New evidence has emerged on breakthrough-case transmission risk, for example. “Information on the [D]elta variant from several states and other countries indicates that in rare cases, some people infected with the [D]elta variant after vaccination may be contagious and spread virus to others,” Dr. Walensky said, adding that the viral loads appear to be about the same in vaccinated and unvaccinated individuals.
“This new science is worrisome,” she said.
Even though unvaccinated people represent the vast majority of cases of transmission, Dr. Walensky said, “we thought it was important for [vaccinated] people to understand they have the potential to transmit the virus to others.”
As a result, in addition to continuing to strongly encourage everyone to get vaccinated, the CDC recommends that fully vaccinated people wear masks in public indoor settings to help prevent the spread of the Delta variant in areas with substantial or high transmission, Dr.

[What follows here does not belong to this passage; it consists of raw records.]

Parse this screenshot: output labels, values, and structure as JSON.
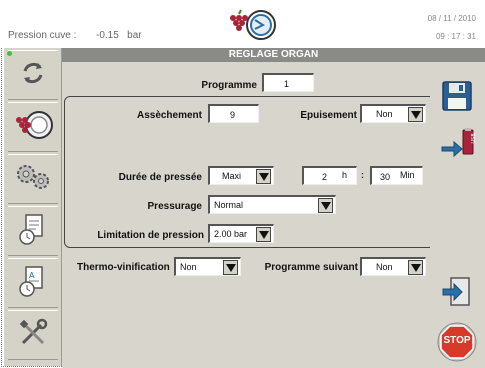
{
  "header": {
    "pressure_label": "Pression cuve :",
    "pressure_value": "-0.15",
    "pressure_unit": "bar",
    "date": "08 / 11 / 2010",
    "time": "09 : 17 : 31"
  },
  "sidebar": {
    "items": [
      {
        "icon": "refresh-icon"
      },
      {
        "icon": "grape-press-icon"
      },
      {
        "icon": "gears-icon"
      },
      {
        "icon": "document-clock-icon"
      },
      {
        "icon": "document-clock-icon"
      },
      {
        "icon": "tools-icon"
      }
    ]
  },
  "main": {
    "title": "REGLAGE ORGAN",
    "programme": {
      "label": "Programme",
      "value": "1"
    },
    "assechement": {
      "label": "Assèchement",
      "value": "9"
    },
    "epuisement": {
      "label": "Epuisement",
      "value": "Non"
    },
    "duree": {
      "label": "Durée de pressée",
      "mode": "Maxi",
      "hours": "2",
      "hours_unit": "h",
      "sep": ":",
      "minutes": "30",
      "minutes_unit": "Min"
    },
    "pressurage": {
      "label": "Pressurage",
      "value": "Normal"
    },
    "limitation": {
      "label": "Limitation de pression",
      "value": "2.00 bar"
    },
    "thermo": {
      "label": "Thermo-vinification",
      "value": "Non"
    },
    "suivant": {
      "label": "Programme suivant",
      "value": "Non"
    }
  },
  "right": {
    "stop_label": "STOP"
  },
  "colors": {
    "panel_bg": "#d8d6cc",
    "title_bar": "#8a8a86",
    "stop_red": "#d83a2a",
    "accent_blue": "#2a6fa8"
  }
}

Walensky said. “This includes schools.”
Masks in schools
The CDC is now recommending universal indoor masking for all teachers, staff, students, and visitors to K-12 schools, regardless of vaccination status. Their goal is to optimize safety and allow children to return to full-time in-person learning in the fall.
The CDC tracks substantial and high transmission rates through the agency’s COVID Data Tracker site. Substantial transmission means between 50 and 100 cases per 100,000 people reported over 7 days and high means more than 100 cases per 100,000 people.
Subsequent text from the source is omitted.